Metal Alloys-Ballistics-Aerospace Components

Dr Siegkas worked on the ballistic performance of granular materials (including Nickel at high temperatures up to 800 degrees Celsius and Titanium alloys at room temperature) and jet engine components. The research was related to aviation safety and impact energy management (i.e. jet engine fan blade off e.t.c.). The projects were focused in designing experiments and generating data for material model calibration and validation, or used for the development and optimisation of new materials. The aim was to capture the material mechanisms involved in managing energy dissipation and related to application requirements. The projects were in collaboration with industrial partners (Rolls Royce, TIMET) and the work has received a departmental award under the University of Oxford departmental recognition scheme. Results were subject to publishing restrictions.

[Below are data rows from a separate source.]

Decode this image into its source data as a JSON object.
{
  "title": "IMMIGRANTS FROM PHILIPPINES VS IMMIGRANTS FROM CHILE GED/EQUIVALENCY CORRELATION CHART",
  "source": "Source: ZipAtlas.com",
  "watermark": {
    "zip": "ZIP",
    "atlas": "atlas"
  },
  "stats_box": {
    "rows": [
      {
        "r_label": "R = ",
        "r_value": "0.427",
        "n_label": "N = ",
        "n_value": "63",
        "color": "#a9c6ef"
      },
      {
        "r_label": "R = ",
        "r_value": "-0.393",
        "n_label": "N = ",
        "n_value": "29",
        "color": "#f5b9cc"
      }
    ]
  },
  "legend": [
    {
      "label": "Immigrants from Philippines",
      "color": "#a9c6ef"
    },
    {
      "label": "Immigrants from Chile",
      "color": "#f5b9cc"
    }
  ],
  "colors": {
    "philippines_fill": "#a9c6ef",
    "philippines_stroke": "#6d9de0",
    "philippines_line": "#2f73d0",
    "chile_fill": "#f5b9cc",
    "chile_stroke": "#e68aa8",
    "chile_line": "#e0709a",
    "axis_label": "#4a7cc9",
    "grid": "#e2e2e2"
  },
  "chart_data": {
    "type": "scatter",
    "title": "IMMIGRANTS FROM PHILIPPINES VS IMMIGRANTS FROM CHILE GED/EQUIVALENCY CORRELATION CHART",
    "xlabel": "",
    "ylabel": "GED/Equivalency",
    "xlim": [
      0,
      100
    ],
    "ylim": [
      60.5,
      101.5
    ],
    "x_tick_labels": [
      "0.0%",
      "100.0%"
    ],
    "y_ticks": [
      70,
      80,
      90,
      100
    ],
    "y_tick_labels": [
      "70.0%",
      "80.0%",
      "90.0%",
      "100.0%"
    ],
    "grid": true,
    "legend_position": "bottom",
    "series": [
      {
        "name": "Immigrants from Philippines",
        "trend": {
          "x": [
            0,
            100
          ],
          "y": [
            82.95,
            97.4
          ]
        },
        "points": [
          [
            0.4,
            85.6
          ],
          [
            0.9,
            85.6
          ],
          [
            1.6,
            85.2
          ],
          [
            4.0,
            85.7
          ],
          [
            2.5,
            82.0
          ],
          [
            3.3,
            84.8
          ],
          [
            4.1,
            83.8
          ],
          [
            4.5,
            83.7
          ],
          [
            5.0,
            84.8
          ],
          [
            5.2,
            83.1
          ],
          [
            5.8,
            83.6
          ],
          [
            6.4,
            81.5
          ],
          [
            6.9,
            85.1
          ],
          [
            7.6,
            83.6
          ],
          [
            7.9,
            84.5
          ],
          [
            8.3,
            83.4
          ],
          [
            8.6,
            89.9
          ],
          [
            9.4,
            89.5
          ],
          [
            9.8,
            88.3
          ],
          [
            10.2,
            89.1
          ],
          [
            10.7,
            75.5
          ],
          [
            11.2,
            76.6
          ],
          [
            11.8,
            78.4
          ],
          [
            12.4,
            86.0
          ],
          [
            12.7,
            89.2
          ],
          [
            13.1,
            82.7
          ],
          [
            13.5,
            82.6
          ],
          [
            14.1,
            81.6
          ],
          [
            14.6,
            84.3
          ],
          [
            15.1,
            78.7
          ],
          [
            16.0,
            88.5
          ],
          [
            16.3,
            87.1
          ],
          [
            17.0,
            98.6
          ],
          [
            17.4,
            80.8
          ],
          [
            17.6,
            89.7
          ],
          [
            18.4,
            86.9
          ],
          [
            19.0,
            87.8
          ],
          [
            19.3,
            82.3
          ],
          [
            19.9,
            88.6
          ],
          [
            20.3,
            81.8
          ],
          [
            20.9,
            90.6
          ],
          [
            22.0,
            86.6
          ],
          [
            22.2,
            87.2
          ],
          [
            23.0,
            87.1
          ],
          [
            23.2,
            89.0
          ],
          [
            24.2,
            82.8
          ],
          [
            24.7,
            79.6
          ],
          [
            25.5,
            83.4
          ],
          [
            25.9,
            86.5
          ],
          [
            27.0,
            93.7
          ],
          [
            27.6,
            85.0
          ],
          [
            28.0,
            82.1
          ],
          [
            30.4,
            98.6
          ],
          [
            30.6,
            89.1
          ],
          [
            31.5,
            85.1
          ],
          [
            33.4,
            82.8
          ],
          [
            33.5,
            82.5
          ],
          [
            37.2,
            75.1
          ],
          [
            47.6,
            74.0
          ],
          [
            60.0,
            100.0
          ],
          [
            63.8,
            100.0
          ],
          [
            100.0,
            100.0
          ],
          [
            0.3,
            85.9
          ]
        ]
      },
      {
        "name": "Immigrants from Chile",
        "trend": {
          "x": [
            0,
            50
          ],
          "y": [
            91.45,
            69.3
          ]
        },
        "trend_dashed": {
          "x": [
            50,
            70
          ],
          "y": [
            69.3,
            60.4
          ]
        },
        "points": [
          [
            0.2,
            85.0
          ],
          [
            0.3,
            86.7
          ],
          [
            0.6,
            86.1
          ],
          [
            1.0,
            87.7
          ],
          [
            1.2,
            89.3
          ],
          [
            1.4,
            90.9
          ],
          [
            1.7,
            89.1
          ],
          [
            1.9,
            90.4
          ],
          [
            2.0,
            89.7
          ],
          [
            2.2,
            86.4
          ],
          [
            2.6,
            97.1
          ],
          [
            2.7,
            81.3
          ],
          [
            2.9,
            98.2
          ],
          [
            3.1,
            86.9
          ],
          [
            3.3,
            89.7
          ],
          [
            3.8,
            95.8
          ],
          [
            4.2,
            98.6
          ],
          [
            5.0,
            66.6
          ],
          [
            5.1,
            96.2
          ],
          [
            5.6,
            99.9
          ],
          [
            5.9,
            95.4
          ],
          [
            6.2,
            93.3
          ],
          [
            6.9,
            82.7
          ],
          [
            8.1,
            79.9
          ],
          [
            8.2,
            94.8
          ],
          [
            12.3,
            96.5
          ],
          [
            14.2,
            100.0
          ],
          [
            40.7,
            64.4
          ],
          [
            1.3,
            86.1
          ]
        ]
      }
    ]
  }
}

Traumatic Brain Injury and Protective Equipment

Dr Siegkas worked on projects related to understanding and preventing traumatic brain injury. The work involved implementing finite element models and extracting information as to regions of the brain that were mechanically affected by impact loading. Part of the work was funded by the ‘’Welcome trust network of excellence’’ and was carried by a multidisciplinary team from the fields of biology, neuroscience and solid mechanics. Other parts of the work were funded by the Welsh Government and in a collaboration between Imperial College and industrial partners (Dainese-AGV manufacturer of motorcycle helmets, Rheon labs manufacturer of liner add-on material). Dr Siegkas' role involved both experiments and computational modelling. Experiments included liner material characterisation (polymer), drop tower experiments on helmets (with and without added liner) and fitted on an instrumented head form. Modelling included using a head and brain model to extract information regarding potential injury and a full helmet-head form (Hybrid III) model of the drop tower tests aiming to extract information for further liner design and optimisation.

Funding bodies

Undertaken projects were funded in collaboration with industrial, public and academic partners with expertise from multiple disciplines including: Rolls Royce, TIMET, Dainese, Rheon labs, Bridgestone (Japan), Division of Brain sciences Imperial College London,  EPSRC, Welsh Government and Welcome Trust Network of Excellence.